Comedy Should Be Controversial

Assisted suicide is not inherently funny. Or is it? And an intellectual disability should not to be laughed at. Or (wait for it) should it? In amongst all the talk, the outrage and conflicting views I cannot help but think, comedy should be controversial.

Assisted suicide is not inherently funny. Or is it? And an intellectual disability should not to be laughed at. Or (wait for it) should it? Ridiculous it may be, but the commotion surrounding two 'controversial' television comedies, currently airing in the UK, seems to have been reduced to something like these opening lines.

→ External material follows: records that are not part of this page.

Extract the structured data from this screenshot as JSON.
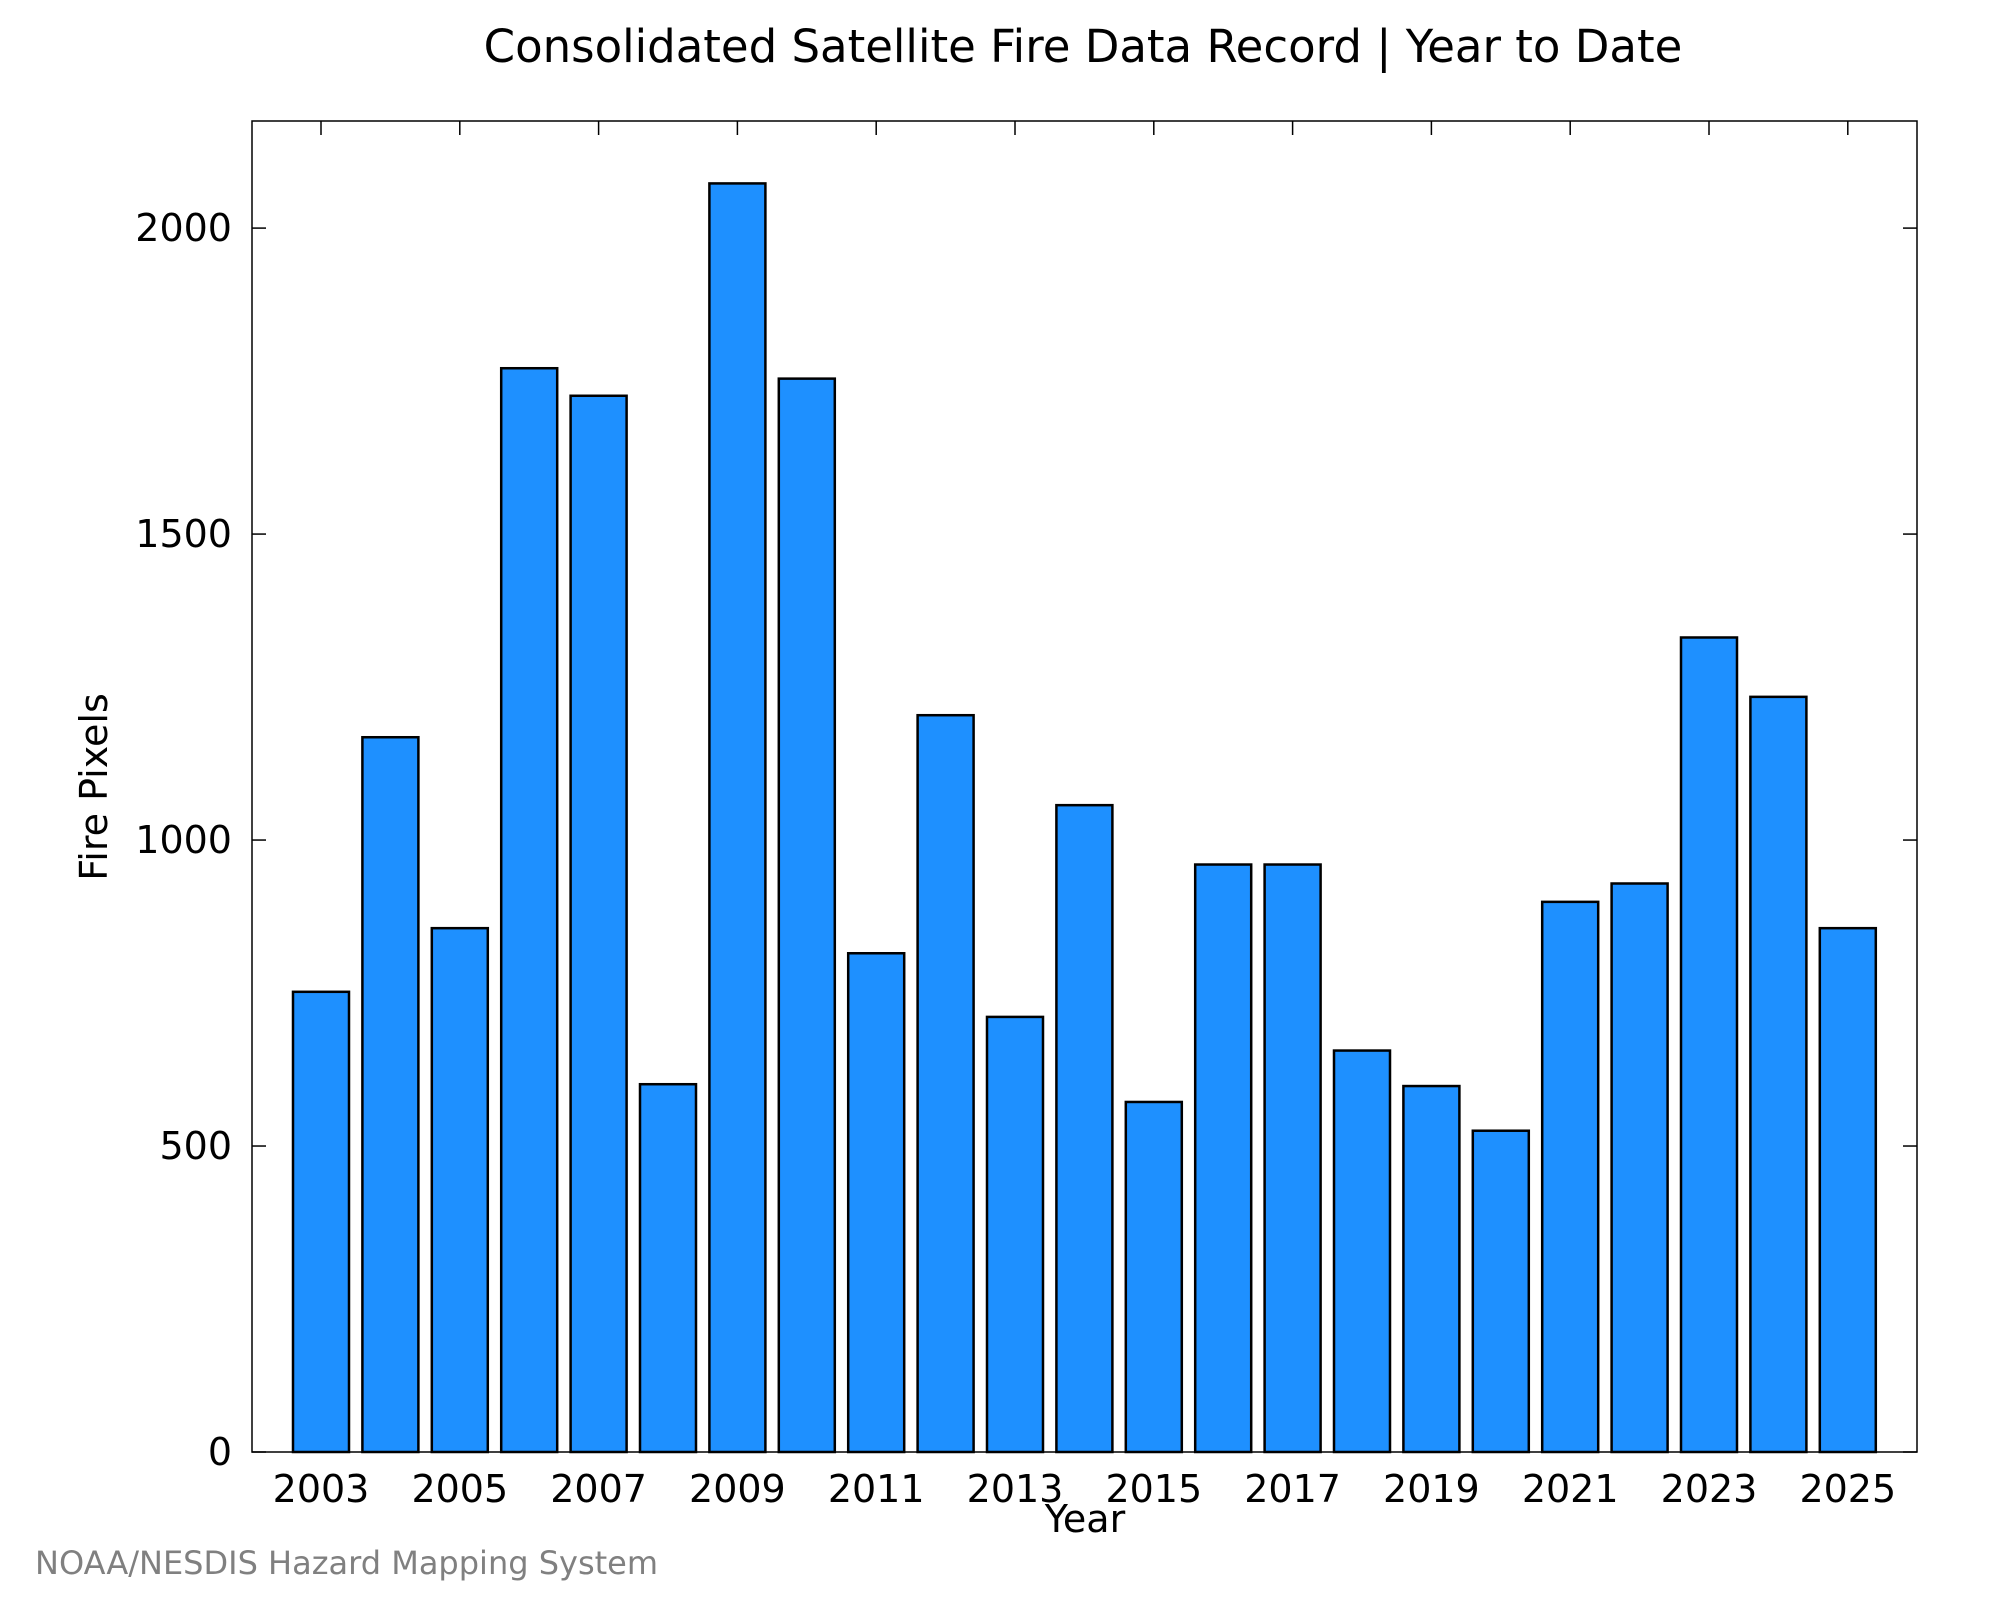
{
  "chart_data": {
    "type": "bar",
    "title": "Consolidated Satellite Fire Data Record | Year to Date",
    "xlabel": "Year",
    "ylabel": "Fire Pixels",
    "categories": [
      "2003",
      "2004",
      "2005",
      "2006",
      "2007",
      "2008",
      "2009",
      "2010",
      "2011",
      "2012",
      "2013",
      "2014",
      "2015",
      "2016",
      "2017",
      "2018",
      "2019",
      "2020",
      "2021",
      "2022",
      "2023",
      "2024",
      "2025"
    ],
    "values": [
      752,
      1168,
      856,
      1771,
      1726,
      601,
      2073,
      1754,
      815,
      1204,
      711,
      1057,
      572,
      960,
      960,
      656,
      598,
      525,
      899,
      929,
      1331,
      1234,
      856
    ],
    "x_tick_labels": [
      "2003",
      "2005",
      "2007",
      "2009",
      "2011",
      "2013",
      "2015",
      "2017",
      "2019",
      "2021",
      "2023",
      "2025"
    ],
    "y_ticks": [
      0,
      500,
      1000,
      1500,
      2000
    ],
    "y_tick_labels": [
      "0",
      "500",
      "1000",
      "1500",
      "2000"
    ],
    "ylim": [
      0,
      2175
    ],
    "grid": false,
    "legend": "none"
  },
  "credit": {
    "text": "NOAA/NESDIS Hazard Mapping System"
  },
  "colors": {
    "bar_fill": "#1E90FF",
    "bar_stroke": "#000000",
    "credit_text": "#808080"
  }
}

This week sees the return of Ricky Gervais's Derek to Channel 4 while BBC Three has caused a flurry of excitement with its latest comedic offering, Way to Go. Both programmes clearly have the potential to offend with Derek centred around a protagonist with a mental disability and Way to Go covering the exploits of three lads who decide to make some cash by starting their own assisted suicide company. And offend they have! Radio talk shows and more than a few column inches have been devoted to a slimy discharge of outrage and indignation over the programmes' perceived inappropriateness. When Derek first aired last year it received denunciations from the simple, "condescending" (The Independent on Sunday) to the more flamboyant, "the most vile, cynical, dishonest piece of television I've ever seen" (that one from the ever composed Daily Mail). But in amongst all the talk, the outrage and conflicting views I cannot help but think, comedy should be controversial.

Unfortunately stating this sort of opinion and critiquing 'controversial' comedies with any sort of rational is difficult in the face of our flourishing industry of outrage. From breakfast news to daily newspapers it is impossible to escape the lazy, empty and predictable default to outrage on almost any emerging story, from new comedies to government cuts and even people on bicycles calling other people 'plebs.' Outrageous! Of course, those defending 'controversial' comedies (usually the programme makers and actors themselves) have never actually suggested that, in the case of these latest programmes, assisted suicide is funny or that those with an intellectual disability should be laughed at. But this brand of vitriolic outrage has little to do with listening and a great deal more to do with sensationalism. I cannot decide whether the ignorance and misapprehension involved on the part of those who spout their indignation is wilful or genuine. Actually I can. It's definitely wilful.

Derek is evidently not making fun of the protagonist himself or anyone else who may be in his position. He is a sweet, simple man on the fringes of society and the drama and laughs come from empathising with Derek. Way to Go, an out-and-out comedy, uses a different approach whereby the laughs do indeed come from laughing at the protagonists. This is because the programme is painfully aware that making a quick buck from assisted suicide is an awful and ridiculous thing to do. The joke is not on those affected by assisted suicide, but on the protagonists themselves. This should come as no surprise as many of our greatest comedies have used controversial subject matter in the same manner. When Basil Fawlty goose stepped his way through Fawlty Towers the joke was not on the Germans but on Basil himself. And when Larry David accidently urinated on a painting of Jesus in Curb Your Enthusiasm, controversial as it was, the joke was again on the protagonist... not JC.

Some might quite reasonably argue that comedy is not above poor taste. If you have ever seen a Jim Davidson stand-up routine then you could testify to that. But comedy does thrive on controversy. At its best it is clever and insightful; skilfully prancing along the boundaries of what is socially acceptable. At its worst it is broad, bland, occasionally crude, desperate not to offend, and aired on BBC1 on a Saturday night at 9:40pm (I'll let you search the TV guide for that one).

It is difficult to know how much of this latest controversy should be attributed to genuine offence, and how much to the outrage industry. Either way, I hope comedy keeps on pushing the boundaries - it would be a very boring world without it.